F6: As of 02/02/2026, total performance units beneficially owned is 87,378.126. This total includes the 01/20/2023 grant of 5,722.601 performance units, the three 01/25/2024 grants of (a) 7,806.592, (b) 7,806.592, and (c) 15,612.119 performance units, the three 01/30/2025 grants of (a) 6,417.813, (b) 6,417.813, and (c) 12,834.596 performance units, plus in each case, the incremental addition of performance units credited to the original grant in amounts equal to dividend equivalents deemed earned on shares underlying such performance units, and the three 01/29/2026 grants of (a) 6,190, (b) 6,190, and (c) 12,380 performance units.

F7: No conversion or exercise price or exercise or expiration date applies. Under the terms of the Stock Incentive Plan (SIP), all, some or none of the underlying securities will be earned depending on the Company's earnings growth over a three-year performance period ending 12/31/2028. Determination of number of underlying securities that have been earned, if any, will be made by the People and Compensation Committee in January 2029.

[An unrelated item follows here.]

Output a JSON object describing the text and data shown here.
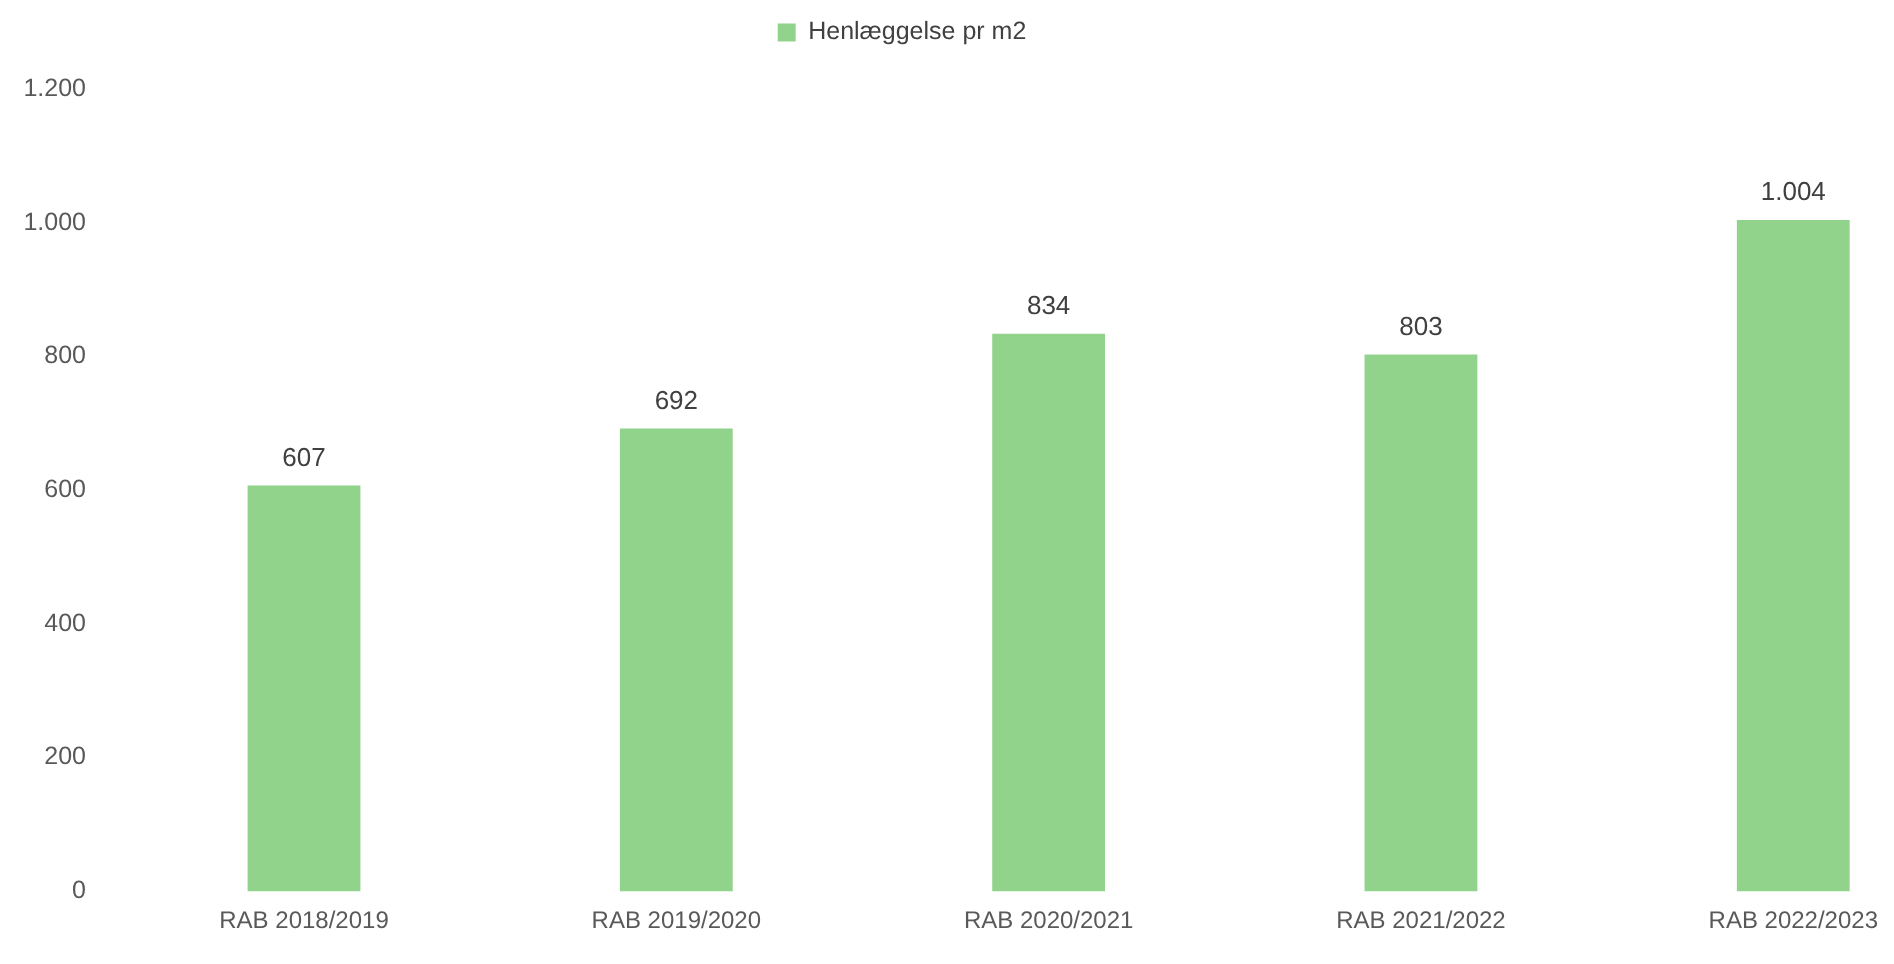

F8: No conversion or exercise price or exercise or expiration date applies. Under the terms of the Stock Incentive Plan (SIP), all, some or none of the underlying securities will be earned depending on the Company's achievement of certain long-term sustainability-related metrics over a three-year performance period ending 12/31/2028. Determination of number of underlying securities that have been earned, if any, will be made by the People and Compensation Committee in January 2029.

F9: No conversion or exercise price or exercise or expiration date applies. Under the terms of the Stock Incentive Plan (SIP), the underlying securities were earned (161.10%) based on the Company's performance relative to an industry peer group over a three-year performance period ending 12/31/2025. Determination of the percentage of the award earned was made by the People and Compensation Committee on 01/29/2026 and calculation of the underlying shares to be delivered, net of withholding, was completed on 01/30/2026.

F10: Total includes the reinvestment of dividends.

F11: No conversion or exercise price or exercise or expiration date applies. Under the terms of the Stock Incentive Plan (SIP), the underlying securities were earned (145.58%) based on the Company's achievements of certain ESG-related metrics over a three-year performance period ending 12/31/2025. Determination of the percentage of the award earned was made by the People and Compensation Committee on 01/29/2026 and calculation of the underlying shares to be delivered, net of withholding, was completed on 01/30/2026.

F12: One-third of the 1/30/2025 grant of restricted stock units vested on 01/30/2026; the remaining thirds will vest on 01/30/2027 and 01/30/2028, respectively.